Chapter 6, Problem 6.1P

To determine

The ratio of outer radius $b$ to inner radius $a$ in terms of the ratio of plate separation $d$ to plate width $w.$

Answer to Problem 6.1P

The ratio of outer radius $b$ to inner radius $a$ in terms of the ratio of plate separation $d$ to plate width $w$ is $\frac{b}{a}=\exp \left(2\pi \frac{d}{w}\right)$.

Explanation of Solution

Calculation:

The ratio of outer radius $b$ to inner radius $a$ in terms of the ratio of plate separation $d$ to plate width $w$ is expressed in such a way that there are two structures, and they store the same energy at a given applied voltage.

If they store the same energy at a given applied voltage, then the capacitances of both structures are the same.
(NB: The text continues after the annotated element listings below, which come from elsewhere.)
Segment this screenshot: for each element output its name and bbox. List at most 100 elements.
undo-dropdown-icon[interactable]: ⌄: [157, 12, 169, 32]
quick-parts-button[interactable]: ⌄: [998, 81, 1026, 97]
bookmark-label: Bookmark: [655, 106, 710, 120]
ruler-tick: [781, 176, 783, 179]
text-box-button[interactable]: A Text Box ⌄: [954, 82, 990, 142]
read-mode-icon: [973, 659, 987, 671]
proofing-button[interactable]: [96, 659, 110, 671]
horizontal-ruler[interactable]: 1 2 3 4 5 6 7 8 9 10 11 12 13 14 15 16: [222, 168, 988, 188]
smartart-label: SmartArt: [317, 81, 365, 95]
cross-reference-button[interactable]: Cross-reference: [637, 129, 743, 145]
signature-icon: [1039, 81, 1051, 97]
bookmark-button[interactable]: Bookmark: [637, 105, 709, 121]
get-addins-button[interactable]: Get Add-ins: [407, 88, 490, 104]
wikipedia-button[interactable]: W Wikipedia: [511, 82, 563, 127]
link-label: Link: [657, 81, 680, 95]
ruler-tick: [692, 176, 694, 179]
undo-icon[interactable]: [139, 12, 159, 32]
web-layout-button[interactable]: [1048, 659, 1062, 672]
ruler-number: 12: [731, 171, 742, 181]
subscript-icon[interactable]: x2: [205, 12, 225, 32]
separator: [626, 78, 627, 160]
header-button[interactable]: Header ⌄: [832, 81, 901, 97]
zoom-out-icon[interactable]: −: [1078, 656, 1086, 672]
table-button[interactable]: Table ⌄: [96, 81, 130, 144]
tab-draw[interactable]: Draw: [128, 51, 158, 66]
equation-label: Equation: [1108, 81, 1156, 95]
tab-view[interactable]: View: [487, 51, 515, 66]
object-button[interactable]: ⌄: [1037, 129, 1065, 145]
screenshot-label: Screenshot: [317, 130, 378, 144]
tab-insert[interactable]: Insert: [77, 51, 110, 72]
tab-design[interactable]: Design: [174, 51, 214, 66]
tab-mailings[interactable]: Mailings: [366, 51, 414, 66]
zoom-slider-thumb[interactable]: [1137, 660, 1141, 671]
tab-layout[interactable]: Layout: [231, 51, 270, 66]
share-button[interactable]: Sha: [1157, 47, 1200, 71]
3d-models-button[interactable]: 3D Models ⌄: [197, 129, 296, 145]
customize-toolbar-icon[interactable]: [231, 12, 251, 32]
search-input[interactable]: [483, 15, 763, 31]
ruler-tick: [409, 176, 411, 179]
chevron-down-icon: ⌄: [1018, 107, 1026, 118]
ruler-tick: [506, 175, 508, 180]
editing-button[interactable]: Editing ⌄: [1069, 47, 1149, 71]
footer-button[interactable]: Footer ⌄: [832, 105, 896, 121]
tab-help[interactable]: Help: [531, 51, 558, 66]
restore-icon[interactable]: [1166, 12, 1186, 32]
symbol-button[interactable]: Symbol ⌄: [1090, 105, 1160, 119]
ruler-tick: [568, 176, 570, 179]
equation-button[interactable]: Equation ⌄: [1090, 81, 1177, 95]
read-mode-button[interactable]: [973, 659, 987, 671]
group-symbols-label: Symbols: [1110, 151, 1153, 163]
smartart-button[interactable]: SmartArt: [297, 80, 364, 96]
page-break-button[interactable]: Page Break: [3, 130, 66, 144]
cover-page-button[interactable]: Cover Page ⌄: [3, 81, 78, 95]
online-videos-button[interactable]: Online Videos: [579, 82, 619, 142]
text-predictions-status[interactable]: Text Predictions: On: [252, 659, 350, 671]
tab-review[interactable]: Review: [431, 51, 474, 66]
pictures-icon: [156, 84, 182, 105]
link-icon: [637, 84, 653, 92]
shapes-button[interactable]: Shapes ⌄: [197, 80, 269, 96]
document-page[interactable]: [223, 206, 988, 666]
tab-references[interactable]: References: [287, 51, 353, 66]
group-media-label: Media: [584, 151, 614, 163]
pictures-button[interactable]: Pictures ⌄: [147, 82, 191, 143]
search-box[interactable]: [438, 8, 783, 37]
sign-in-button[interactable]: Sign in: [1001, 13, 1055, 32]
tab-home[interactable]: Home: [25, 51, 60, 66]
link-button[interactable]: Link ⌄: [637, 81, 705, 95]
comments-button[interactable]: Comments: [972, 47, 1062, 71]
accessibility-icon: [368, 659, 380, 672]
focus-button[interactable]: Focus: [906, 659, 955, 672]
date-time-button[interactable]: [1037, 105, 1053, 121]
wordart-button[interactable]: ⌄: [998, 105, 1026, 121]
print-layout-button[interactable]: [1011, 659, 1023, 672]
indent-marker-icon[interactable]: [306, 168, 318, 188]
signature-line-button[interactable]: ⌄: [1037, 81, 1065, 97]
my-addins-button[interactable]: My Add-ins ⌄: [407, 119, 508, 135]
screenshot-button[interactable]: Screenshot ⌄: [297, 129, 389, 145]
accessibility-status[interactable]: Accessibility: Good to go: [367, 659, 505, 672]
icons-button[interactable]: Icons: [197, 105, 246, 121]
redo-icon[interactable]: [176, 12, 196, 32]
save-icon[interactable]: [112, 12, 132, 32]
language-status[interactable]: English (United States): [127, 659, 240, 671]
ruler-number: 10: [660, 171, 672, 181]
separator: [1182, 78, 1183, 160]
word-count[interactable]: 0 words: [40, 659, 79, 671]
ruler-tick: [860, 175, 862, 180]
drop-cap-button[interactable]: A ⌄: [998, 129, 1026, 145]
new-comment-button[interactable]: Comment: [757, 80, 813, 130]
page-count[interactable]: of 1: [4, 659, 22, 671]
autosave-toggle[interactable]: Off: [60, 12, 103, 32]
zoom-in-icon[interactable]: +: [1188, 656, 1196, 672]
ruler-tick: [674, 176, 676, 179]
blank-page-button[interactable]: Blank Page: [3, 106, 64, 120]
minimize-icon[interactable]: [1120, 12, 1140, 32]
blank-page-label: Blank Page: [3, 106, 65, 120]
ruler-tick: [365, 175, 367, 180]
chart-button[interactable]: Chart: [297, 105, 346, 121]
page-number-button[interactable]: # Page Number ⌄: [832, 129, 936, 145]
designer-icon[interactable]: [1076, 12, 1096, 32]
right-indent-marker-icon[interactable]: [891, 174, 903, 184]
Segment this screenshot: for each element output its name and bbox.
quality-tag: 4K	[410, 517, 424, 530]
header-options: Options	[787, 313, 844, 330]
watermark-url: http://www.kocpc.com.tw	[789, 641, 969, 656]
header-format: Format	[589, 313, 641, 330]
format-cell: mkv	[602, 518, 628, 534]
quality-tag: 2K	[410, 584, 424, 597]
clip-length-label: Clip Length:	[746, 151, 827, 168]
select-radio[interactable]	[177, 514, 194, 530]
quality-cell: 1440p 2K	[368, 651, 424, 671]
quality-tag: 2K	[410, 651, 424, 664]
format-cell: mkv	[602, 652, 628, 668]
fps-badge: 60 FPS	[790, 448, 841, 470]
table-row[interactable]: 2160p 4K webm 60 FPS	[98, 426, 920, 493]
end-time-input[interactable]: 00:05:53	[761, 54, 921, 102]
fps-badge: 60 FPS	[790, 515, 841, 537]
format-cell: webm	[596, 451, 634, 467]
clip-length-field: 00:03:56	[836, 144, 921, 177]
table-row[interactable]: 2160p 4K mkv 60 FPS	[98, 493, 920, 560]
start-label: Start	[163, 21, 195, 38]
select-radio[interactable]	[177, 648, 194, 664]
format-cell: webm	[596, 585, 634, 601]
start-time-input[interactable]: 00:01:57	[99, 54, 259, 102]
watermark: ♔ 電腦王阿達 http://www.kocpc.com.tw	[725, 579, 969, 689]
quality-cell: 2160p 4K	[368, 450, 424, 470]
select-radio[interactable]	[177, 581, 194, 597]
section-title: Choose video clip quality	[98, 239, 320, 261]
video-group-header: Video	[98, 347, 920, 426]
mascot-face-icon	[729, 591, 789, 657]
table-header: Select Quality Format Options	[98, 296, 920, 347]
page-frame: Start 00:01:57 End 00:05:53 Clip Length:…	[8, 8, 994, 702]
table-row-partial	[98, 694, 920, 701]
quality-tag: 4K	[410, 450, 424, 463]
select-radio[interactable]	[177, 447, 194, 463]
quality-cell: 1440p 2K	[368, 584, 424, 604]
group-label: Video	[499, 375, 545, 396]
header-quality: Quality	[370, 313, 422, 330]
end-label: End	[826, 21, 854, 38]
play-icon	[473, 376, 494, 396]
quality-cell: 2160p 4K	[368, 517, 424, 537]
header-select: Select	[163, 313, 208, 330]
So, the length of both structure are same and they contain the same dielectric, it means the relative permittivity of both structure are the same.

The capacitance of first structure is written as,

$C=\frac{2\pi \epsilon }{\ln \left(\frac{b}{a}\right)}$    ...... (1)

Here,

$\epsilon$ is the permittivity.

The capacitance of second structure is written as,

$C=\frac{\epsilon w}{d}$    ...... (2)

The capacitances of both structures are same, so equation (1) is equal to equation (2), therefore, expression is written as,

$\frac{2\pi \epsilon }{\ln \left(\frac{b}{a}\right)}=\frac{\epsilon w}{d}$    ...... (3)

The simplified form of equation (3) is written as,

$\frac{b}{a}=\exp \left(2\pi \frac{d}{w}\right)$

Conclusion:

Therefore, the ratio of outer radius $b$ to inner radius $a$ in terms of the ratio of plate separation $d$ to plate width $w$ is $\frac{b}{a}=\exp \left(2\pi \frac{d}{w}\right)$.